Both Garrison and Todd say that the volunteer program is one of the aspects of the job they find most rewarding. “I was in Italy last week and I’ll be damned if I’m not walking through the street when a bottler runs up to me, gives me a hug, and tells me how great Chef Mac’s lunch was when they were here a couple months ago,” says Todd.

The Eyes of Texas Are Upon Your Whiskey Labels

It only took two decades, but this year Garrison Brothers will record its first ever profit — “and it’s going to be substantial,” says Garrison — which will certainly help cement Garrison’s place as the face of Texas whiskey making.

Like most distillery CEOs, Garrison now spends most of his time on the road — up to 300 days per year — preaching the gospel of Garrison Brothers and Texas whiskey in general.

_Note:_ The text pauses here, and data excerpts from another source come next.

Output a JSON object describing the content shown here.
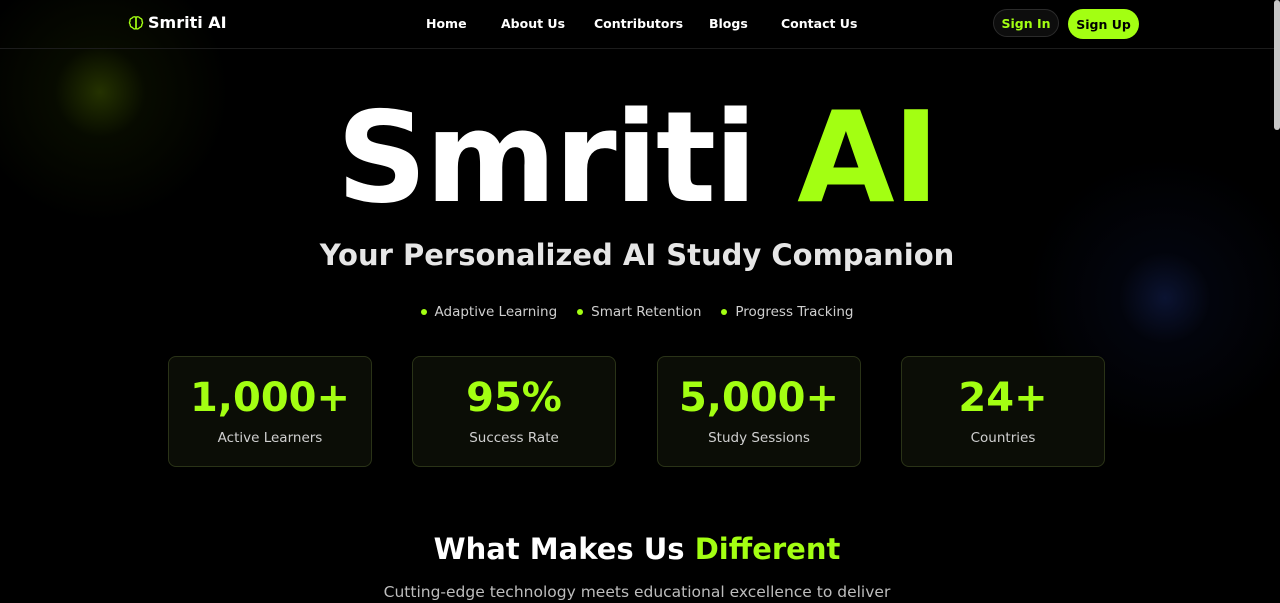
{
  "header": {
    "logo": {
      "icon": "brain-icon",
      "text": "Smriti AI"
    },
    "nav": [
      "Home",
      "About Us",
      "Contributors",
      "Blogs",
      "Contact Us"
    ],
    "sign_in": "Sign In",
    "sign_up": "Sign Up"
  },
  "hero": {
    "title_part1": "Smriti",
    "title_part2": "AI",
    "subtitle": "Your Personalized AI Study Companion",
    "features": [
      "Adaptive Learning",
      "Smart Retention",
      "Progress Tracking"
    ]
  },
  "stats": [
    {
      "value": "1,000+",
      "label": "Active Learners"
    },
    {
      "value": "95%",
      "label": "Success Rate"
    },
    {
      "value": "5,000+",
      "label": "Study Sessions"
    },
    {
      "value": "24+",
      "label": "Countries"
    }
  ],
  "section": {
    "title_part1": "What Makes Us",
    "title_part2": "Different",
    "description": "Cutting-edge technology meets educational excellence to deliver"
  },
  "colors": {
    "accent": "#a3ff12",
    "background": "#000000"
  }
}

In 2018, he spearheaded the creation of the Texas Whiskey Association (TXWA) and the Certified Texas Whiskey designation. At last count, 32 Texas whiskey distilleries are now members. Those folks from Waco even came onboard as founding members.

The TXWA’s goal: improve (and enforce) transparency, which Garrison says is getting worse as new operations attempt to capitalize on the Texas brand and lax COLA packaging requirements that let bottlers obfuscate the source of their product. For Garrison, if you’re sourcing whiskey, you better fess up.

The group’s rules may as well be pulled from the Garrison Brothers mission statement. “Be honest with the consumer,” Garrison says. “You can use the labeling laws and trick a lot of people through packaging. But that’s not a Texas thing. You shouldn’t take advantage of Texas pride.”